Cases in popular culture

The 100
In season 6, episode 4 of The 100, titled "The Face Behind the Glass", the main character (Clarke Griffin) is shot in the neck with a paralytic dart, resulting in a locked-in state in which she was able to move only her eyes voluntarily.

Alfred Hitchcock Presents
In season 1, episode 7 of Alfred Hitchcock Presents, titled "Breakdown" (November 13, 1955, on CBS), the sole survivor of a violent collision (Joseph Cotten) finds himself in a locked-in state, unable even to move an eyelid.
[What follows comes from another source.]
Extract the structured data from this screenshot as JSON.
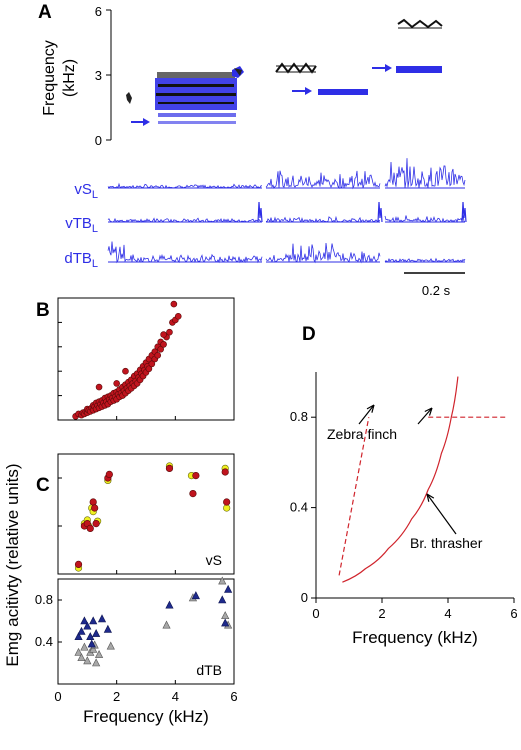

The viewer experiences the victim's point of view, "hearing" his thoughts and feelings as they run from shock to anger to frustration to the realization that he may be put in his grave alive.

Breaking Bad
Hector Salamanca, a character on Breaking Bad and Better Call Saul, was left paralyzed after having a stroke. Initially unable to move any part of his body, he later gained use of his right index finger and rang a bell attached to his wheelchair to communicate.

Criminal Minds
In the Criminal Minds episode "The Uncanny Valley", the unsub Samantha Malcolm induces locked-in syndrome using a series of drugs in three women. Her reason is she is trying to complete a series of dolls she lost as a young girl. Every two months, a woman will die as the stress wreaks havoc on the body. Only one woman, who has diabetes, is able to counteract the drugs and fight off her locked-in syndrome. The episode "To Bear Witness" also uses locked-in syndrome; in it a man falls into locked-in syndrome after surviving a botched lobotomy and communicates to Derek (Shemar Moore) through blinks.

CSI: New York
The CSI: NY episode "Blink" presented an instance of locked-in syndrome wherein a woman (portrayed by Jewel Christian) was sedated by the killer, who applied pressure to certain points on her head, resulting in her paralysis. The killer's previous attempts resulted in his victims' dying.

Forever
In the Forever episode "The Last Death of Henry Morgan," Henry confronts his immortal stalker, Adam, and lures Adam close enough to plunge a needle into his neck and inject a full syringe of air.  We later see Adam now has Locked-In Syndrome from an air embolism to his brainstem.  The scene is from Adam's point of view, the image out of focus and voices mildly distorted.  The doctor tells Henry Adam's condition could last a lifetime - the only way to stop Adam killing mortals and tormenting Henry will be to keep him alive in this state.

House M.D.
The House M.D. episode "Locked In" presented a case of locked-in syndrome, which later turned into a case of total locked-in syndrome; the patient was portrayed by Mos Def.

Scrubs
In the Scrubs episode "His Story III", a patient (played by Henry LeBlanc) is presented with locked-in syndrome.

Star Trek
In the Star Trek episode "The Menagerie", Star Fleet captain Christopher Pike (played by Jeffrey Hunter when healthy, and Sean Kenney when injured) is severely burned, completely paralyzed, and can communicate only by brain waves; he can operate an electrical wheelchair and can answer yes/no questions by "one flash for yes, two flashes for no".  This episode aired in November 1966; the first actual such interface was done by Fetz at the University of Washington in 1969, as noted in brain–computer interface.

TED Talks
On the TED Talk website a talk was posted about the story of one family's journey with a brainstem stroke called: "My Father, Locked-in his Body but Soaring Free". Another talk was given about graffiti artist TEMPT and the open source eye tracking device that was developed for him by his friends: "The Invention That Unlocked A Locked In Artist"

Calvary
In Calvary Dr. Frank Harte (Aidan Gillen) tells Father James (Brendan Gleeson) a story about a small child rendered deaf, mute, paralyzed and blind after botched anaesthesia, and contemplates the ineffable terror of such sensory isolation.